Негодование фон Хартманна, вызванное новой напастью, было столь велико, что на какую-то минуту он даже потерял дар речи. Беззвучно открывая рот, он замахал кулаками, пытаясь вырваться из ее объятий. Когда к нему наконец вернулся голос, он взревел так яростно, что девушка в ужасе отскочила в сторону и рухнула на кресло.
– Да что это за день такой! – кричал фон Хартманн, топая ногами. – Мой эксперимент провалился. Фон Альтаус нагрубил. Двое студентов накинулись на меня на улице. Жена чуть не упала в обморок, когда я попросил обед, а собственная дочь набрасывается и душит в объятиях, как медведь.
– Ты болен, дорогой! – воскликнула девушка. – У тебя что-то с головой. Ты даже не поцеловал меня ни разу.
– Нет, и не собираюсь, – отрезал фон Хартманн. – Постыдилась бы! Лучше принеси мои тапки и иди помоги матери накрыть на стол.
– Это за то, – на глазах Элизы выступили слезы, она закрыла лицо носовым платочком, – это за то, что я тебя так люблю уже десять месяцев? Ради этого я пошла против воли своей матери? О, ты разбил мне сердце! Разбил! – И она начала громко рыдать.
– Я больше этого не вынесу! – в бешенстве заорал фон Хартманн. – О чем болтает эта девчонка? Да что я такого сделал десять месяцев назад, что ты так меня залюбила? Если уж ты действительно так меня любишь, лучше пойди и принеси мне ветчины с хлебом вместо того, чтобы болтать весь этот вздор.
– О дорогой! – воскликнула несчастная девица и бросилась на грудь того, кого принимала за своего любимого. – Ты это шутишь, да? Чтобы испугать свою маленькую Элизу?

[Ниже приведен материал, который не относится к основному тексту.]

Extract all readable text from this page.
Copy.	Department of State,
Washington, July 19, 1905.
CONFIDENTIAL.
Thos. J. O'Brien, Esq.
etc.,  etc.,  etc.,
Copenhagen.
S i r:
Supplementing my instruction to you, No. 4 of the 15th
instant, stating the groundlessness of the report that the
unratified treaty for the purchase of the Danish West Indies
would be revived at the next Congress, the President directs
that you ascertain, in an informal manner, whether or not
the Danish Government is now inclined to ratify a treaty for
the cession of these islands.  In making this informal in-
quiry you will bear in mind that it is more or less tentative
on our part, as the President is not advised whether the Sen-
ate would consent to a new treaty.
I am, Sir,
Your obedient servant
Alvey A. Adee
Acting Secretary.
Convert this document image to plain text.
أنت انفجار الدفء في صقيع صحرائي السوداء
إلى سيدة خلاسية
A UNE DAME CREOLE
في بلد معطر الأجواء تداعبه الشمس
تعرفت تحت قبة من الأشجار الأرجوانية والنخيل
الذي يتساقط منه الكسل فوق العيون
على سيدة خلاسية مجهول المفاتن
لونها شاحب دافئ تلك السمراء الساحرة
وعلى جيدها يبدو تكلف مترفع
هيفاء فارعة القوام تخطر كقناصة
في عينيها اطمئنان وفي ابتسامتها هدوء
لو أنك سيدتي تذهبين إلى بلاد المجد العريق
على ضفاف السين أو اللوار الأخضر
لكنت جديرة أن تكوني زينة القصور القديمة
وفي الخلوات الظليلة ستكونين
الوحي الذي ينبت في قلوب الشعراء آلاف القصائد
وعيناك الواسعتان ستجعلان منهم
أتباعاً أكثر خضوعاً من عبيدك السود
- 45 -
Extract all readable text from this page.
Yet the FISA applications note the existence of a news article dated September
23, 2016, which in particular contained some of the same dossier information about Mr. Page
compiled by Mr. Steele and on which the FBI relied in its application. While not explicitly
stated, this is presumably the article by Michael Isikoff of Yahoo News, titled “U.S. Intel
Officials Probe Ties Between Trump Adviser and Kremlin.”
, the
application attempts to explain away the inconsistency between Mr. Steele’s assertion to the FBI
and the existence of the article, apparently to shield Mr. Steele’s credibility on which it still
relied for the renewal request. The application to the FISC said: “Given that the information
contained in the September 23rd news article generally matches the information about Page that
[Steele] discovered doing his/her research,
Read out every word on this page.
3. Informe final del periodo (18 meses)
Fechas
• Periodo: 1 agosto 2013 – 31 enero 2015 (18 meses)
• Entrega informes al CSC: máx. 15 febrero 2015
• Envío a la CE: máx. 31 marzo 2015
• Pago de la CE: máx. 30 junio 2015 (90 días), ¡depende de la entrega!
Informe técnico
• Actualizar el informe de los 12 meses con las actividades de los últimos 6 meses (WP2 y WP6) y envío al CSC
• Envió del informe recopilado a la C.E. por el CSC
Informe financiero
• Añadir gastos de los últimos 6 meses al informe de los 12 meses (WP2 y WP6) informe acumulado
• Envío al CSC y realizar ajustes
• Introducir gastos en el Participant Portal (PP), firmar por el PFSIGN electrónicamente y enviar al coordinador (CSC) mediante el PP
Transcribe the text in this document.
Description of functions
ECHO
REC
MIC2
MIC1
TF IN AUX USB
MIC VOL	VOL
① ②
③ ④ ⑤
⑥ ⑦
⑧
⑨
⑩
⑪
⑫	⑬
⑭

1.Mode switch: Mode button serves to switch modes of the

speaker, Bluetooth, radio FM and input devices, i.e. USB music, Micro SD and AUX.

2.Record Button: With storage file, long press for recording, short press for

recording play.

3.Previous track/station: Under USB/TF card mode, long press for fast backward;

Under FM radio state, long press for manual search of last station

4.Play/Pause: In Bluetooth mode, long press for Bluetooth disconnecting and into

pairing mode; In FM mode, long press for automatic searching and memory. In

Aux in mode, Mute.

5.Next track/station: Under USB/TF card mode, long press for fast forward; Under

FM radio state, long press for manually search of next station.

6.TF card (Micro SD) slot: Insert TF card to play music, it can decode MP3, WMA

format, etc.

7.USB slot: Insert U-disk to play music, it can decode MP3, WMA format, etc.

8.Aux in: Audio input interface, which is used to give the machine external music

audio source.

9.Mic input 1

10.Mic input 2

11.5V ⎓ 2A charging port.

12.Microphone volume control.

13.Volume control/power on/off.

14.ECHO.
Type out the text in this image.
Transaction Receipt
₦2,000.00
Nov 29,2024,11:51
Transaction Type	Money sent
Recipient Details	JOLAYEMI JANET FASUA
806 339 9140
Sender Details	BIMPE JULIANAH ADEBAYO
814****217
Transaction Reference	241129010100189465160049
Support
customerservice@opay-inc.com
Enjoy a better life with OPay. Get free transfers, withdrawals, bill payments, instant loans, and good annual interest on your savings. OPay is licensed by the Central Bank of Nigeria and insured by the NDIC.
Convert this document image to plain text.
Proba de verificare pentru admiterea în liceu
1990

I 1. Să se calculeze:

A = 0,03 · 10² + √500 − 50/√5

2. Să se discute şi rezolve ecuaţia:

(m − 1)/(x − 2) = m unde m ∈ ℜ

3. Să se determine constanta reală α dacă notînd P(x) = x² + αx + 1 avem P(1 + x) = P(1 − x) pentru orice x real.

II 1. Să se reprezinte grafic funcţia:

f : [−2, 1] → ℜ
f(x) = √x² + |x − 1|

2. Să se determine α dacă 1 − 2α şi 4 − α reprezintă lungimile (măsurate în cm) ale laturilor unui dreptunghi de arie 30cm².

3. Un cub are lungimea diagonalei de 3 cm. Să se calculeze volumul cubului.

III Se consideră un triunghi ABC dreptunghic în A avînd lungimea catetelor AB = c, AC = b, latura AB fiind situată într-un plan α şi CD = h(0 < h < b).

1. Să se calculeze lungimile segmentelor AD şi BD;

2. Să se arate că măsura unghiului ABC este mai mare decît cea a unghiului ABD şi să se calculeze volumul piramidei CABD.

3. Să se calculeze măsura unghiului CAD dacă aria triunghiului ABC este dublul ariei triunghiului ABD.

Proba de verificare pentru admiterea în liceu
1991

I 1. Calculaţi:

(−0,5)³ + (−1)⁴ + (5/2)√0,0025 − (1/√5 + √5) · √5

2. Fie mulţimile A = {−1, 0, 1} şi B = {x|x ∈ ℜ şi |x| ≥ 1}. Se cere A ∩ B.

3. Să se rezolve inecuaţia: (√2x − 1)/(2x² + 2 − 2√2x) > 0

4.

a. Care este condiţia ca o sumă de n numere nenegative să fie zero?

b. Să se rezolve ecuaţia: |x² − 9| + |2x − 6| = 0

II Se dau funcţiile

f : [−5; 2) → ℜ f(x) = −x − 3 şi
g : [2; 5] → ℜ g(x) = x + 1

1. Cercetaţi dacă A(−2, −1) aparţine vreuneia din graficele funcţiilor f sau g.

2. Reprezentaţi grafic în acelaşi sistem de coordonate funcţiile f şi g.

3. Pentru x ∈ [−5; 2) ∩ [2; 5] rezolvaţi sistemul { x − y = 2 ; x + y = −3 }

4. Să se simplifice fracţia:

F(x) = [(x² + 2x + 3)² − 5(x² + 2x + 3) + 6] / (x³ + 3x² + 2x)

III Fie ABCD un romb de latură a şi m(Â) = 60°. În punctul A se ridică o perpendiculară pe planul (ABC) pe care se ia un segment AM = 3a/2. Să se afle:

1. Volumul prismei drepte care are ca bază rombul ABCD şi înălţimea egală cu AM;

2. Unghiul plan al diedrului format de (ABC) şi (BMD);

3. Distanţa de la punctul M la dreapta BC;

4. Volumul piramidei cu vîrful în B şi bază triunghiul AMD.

В миг этих неожиданных объятий фон Хартманн все еще сидел, оперевшись спиной на боковой валик дивана, который, как это часто бывает с мебелью в Германии, на ножках держался неустойчиво и вообще был в очень расшатанном состоянии. К тому же случилось так, что рядом с этим краем дивана стоял большой таз, наполненный водой, в котором физиолог проводил кое-какие опыты с рыбьей икрой. Эта емкость находилась в гостиной, потому что именно здесь постоянно поддерживалась необходимая для эксперимента температура. В общем, дополнительный вес девицы и порыв, с которым она набросилась на него, привели к тому, что ненадежный предмет мебели не выдержал, ножки его подломились, и несчастный студент полетел спиной прямо в таз. Там его голова и плечи крепко застряли, не в силах выбраться он беспомощно замахал в воздухе ногами. Это стало последней каплей, переполнившей чашу его терпения. Выбравшись кое-как из посудины, фон Хартманн издал какой-то нечленораздельный крик и, не обращая внимания на мольбы Элизы, выбежал из комнаты. Схватив на ходу шляпу, он, мокрый и растрепанный, помчался в город, в надежде найти в каком-нибудь трактире еду и покой, которых не дождался дома.
Дух фон Баумгартена, заключенный в тело фон Хартманна, размышляя о своих злоключениях, шел по дороге, ведущей в городок, когда заметил впереди престарелого мужчину, который явно был сильно пьян. Фон Хартманн, посторонился, пропуская этого типа, который шел, спотыкаясь и шатаясь из стороны в сторону, горланя студенческую песню хриплым пьяным голосом. Поначалу вид такого благообразного человека в столь неприглядном виде лишь удивил его, однако, когда тот подошел ближе, он вдруг почувствовал, что хорошо его знает, хотя где и когда они могли встречаться, вспомнить он не мог. Это ощущение до того захватило его, что, когда незнакомец поравнялся с ним, он преградил ему дорогу и принялся внимательно осматривать его лицо.
Пьяный остановился и, покачиваясь, посмотрел на фон Хартманна.